The genomes of three ARMAN groups were sequenced at the DOE Joint Genome Institute during a 2006 Community Sequencing Program. These three genomes were successfully binned from the community genomic data using ESOM or Emergent Self-Organizing Map clustering of tetranucleotide DNA signatures.

The first draft of Candidatus Micrarchaeum acidiphilum ARMAN-2 is ≈1 Mb. The ARMAN-2 has recently been closed using 454 and Solexa sequencing of other biofilms to close the gaps and is being prepared for submission to NCBI. The genomes of ARMAN-4 and ARMAN-5 (roughly 1 Mb as well) have unusually small average gene lengths, similar to those seen in endosymbiotic and parasitic bacteria. This may be signature of their interspecies interactions with other Archaea in nature. Furthermore, the branching of these groups near the Euryarchaea/Crenarchaea divide is reflected in them sharing many genetic aspects of both Crenarchaea and Euryarchaea.

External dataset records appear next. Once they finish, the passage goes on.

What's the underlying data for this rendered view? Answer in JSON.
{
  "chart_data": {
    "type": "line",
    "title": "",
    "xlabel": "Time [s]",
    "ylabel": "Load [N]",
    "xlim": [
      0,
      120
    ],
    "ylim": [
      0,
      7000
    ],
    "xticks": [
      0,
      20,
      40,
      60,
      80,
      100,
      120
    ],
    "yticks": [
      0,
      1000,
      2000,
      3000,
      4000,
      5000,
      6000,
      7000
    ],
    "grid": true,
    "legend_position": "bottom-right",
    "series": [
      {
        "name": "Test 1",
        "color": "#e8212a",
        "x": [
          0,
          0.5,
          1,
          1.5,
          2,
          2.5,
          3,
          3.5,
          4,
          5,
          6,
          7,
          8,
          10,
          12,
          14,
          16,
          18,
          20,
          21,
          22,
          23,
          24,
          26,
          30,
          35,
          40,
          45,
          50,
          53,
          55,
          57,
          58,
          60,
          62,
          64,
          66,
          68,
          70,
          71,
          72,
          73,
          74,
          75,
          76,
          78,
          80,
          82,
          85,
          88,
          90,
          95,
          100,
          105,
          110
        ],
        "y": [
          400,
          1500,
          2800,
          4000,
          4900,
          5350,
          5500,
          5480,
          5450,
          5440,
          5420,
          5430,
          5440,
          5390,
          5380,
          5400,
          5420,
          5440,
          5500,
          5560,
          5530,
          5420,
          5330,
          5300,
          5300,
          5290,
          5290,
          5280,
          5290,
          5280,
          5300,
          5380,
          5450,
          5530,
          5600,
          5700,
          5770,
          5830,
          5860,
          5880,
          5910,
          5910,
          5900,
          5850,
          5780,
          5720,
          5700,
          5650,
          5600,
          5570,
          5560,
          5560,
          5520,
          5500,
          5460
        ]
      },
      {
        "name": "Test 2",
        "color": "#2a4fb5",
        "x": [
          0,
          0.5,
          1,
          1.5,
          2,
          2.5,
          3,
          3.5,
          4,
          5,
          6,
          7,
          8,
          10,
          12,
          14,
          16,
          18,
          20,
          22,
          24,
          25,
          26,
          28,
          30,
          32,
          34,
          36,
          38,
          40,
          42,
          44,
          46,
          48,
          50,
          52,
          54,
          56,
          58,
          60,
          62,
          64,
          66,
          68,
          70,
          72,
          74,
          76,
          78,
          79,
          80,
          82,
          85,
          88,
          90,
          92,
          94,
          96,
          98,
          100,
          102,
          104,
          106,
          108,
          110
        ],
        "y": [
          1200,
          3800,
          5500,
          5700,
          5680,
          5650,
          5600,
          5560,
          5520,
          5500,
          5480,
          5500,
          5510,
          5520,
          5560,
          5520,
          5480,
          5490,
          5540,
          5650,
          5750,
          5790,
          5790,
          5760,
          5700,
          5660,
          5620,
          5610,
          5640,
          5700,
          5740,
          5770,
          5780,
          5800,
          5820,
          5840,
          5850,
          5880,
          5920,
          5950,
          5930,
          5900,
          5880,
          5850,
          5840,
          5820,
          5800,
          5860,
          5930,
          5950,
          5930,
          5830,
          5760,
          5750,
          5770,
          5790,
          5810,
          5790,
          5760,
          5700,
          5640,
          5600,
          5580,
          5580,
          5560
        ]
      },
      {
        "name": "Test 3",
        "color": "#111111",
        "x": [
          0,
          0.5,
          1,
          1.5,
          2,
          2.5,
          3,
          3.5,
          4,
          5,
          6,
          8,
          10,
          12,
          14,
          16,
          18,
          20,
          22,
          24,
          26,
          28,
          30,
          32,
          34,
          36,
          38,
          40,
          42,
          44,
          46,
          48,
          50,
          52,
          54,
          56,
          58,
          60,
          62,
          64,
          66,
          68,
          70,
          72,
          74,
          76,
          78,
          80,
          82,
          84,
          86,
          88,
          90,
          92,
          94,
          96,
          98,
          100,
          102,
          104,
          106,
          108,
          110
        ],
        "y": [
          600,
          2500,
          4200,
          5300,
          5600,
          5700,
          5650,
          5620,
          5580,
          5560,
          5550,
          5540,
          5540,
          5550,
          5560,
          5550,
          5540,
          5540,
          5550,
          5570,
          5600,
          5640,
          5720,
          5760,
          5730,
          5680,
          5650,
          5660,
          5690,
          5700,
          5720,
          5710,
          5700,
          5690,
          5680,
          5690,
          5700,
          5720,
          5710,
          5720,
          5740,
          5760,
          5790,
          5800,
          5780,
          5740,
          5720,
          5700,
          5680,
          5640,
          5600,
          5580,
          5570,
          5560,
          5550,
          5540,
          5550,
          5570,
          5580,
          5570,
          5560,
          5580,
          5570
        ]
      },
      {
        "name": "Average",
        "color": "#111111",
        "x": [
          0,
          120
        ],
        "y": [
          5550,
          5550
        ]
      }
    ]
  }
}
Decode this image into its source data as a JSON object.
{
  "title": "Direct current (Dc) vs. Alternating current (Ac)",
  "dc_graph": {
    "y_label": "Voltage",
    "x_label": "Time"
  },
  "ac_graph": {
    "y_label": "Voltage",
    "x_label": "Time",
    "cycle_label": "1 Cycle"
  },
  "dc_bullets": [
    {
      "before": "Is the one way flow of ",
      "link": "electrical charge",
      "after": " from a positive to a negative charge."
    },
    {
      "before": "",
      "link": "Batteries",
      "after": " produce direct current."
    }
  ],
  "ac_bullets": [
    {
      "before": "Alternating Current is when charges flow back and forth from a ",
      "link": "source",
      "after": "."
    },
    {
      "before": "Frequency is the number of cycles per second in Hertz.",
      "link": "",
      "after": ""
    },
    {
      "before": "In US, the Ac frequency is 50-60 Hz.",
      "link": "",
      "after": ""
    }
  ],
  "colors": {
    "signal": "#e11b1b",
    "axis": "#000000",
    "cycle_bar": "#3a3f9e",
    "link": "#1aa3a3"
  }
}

Specifically they have many genes that had previously only been identified in Crenarchaea. It is difficult to elucidate many of the commonly known metabolic pathways in ARMAN due to the unusually high number of unique genes that have been identified in their genomes.

A novel type of tRNA splicing endonuclease, involved in the processing of tRNA, has been discovered in ARMAN groups 1 and 2. The enzyme consists of two duplicated catalytic units and one structural unit encoded on a single gene, representing a novel three-unit architecture.